# Latest addition to my HT



## Hakka (Sep 10, 2006)

Picked up a Toshiba HD-XE1 yesterday, it is the PAL equivalent of the HD-XA2. 
I don't have a HD projector, I bought it for the new generation sound formats, but still noticed substantial improvement in picture quality over my Denon DVD-2200.

I have 5 HD-DVDs, they all have Dolby Digital Plus, no Dolby TrueHD. I own the same titles on SD DVD. I did some audio comparisons with The Bourne Supremacy, I had both sources synched up and used the remote to change inputs.
DD+ is a big improvement from DD, the level of detail was amazing. There is a scene near the start of Bourne Supremacy where they are on a balcony near the sea, there are wind chimes in the background which can't be heard very clearly in the DD mix, they were crystal clear in the DD+ mix.

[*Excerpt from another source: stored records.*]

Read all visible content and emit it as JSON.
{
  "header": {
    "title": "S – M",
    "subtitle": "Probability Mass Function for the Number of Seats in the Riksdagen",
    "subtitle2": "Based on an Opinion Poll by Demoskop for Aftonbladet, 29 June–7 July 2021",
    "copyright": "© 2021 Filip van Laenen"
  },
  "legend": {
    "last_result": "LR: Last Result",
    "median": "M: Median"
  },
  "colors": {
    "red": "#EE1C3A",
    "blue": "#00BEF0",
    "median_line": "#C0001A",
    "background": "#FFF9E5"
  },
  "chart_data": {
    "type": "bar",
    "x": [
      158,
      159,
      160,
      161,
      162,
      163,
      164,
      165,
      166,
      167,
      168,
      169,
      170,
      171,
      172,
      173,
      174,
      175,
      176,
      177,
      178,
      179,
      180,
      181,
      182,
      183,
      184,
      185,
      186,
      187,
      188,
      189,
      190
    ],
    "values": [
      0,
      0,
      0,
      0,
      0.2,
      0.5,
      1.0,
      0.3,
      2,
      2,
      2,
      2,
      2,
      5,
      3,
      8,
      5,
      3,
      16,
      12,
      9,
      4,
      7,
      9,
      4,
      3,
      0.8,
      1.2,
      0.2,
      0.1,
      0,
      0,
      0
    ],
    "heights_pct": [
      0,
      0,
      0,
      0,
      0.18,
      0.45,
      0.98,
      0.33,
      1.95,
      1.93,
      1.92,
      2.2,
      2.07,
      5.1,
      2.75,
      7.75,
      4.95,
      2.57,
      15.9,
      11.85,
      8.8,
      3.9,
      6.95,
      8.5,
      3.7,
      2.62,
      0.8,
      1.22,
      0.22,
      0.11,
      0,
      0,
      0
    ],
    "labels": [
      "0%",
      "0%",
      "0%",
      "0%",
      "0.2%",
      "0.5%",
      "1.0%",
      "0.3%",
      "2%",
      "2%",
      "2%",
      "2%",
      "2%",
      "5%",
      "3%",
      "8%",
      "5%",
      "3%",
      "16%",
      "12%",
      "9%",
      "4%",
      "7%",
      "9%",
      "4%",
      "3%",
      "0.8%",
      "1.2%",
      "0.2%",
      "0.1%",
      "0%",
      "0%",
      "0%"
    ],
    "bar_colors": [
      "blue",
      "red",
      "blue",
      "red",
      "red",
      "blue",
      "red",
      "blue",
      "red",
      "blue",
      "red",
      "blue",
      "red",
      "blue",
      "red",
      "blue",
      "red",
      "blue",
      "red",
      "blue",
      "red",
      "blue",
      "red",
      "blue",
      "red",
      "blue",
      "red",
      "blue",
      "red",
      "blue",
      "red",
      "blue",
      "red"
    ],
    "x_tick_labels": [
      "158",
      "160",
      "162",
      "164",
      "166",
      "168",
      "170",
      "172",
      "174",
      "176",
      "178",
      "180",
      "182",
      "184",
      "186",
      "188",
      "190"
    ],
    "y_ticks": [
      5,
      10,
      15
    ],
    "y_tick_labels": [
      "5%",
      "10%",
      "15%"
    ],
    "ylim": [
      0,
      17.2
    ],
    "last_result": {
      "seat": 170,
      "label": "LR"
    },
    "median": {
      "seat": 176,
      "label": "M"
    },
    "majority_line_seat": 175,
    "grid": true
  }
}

I should have 300 in TrueHD before the end of the week, can't wait.

Hakka.


----------



## JCD (Apr 20, 2006)

Very Nice..

Congrats on the new toy!

JCD


----------



## clubfoot (Apr 12, 2007)

I'm going to hold out a little longer, but very nice


----------



## Prof. (Oct 20, 2006)

Nice one Hakka...Who did you get it from?..and if you don't mind me asking, how much?


----------



## Hakka (Sep 10, 2006)

I got it from Klapp AV in Footscray, I've been dealing with them for a few years now. It cost me $1369 (rrp $1599) and came with a free movie (Apollo 13).

Hakka.


----------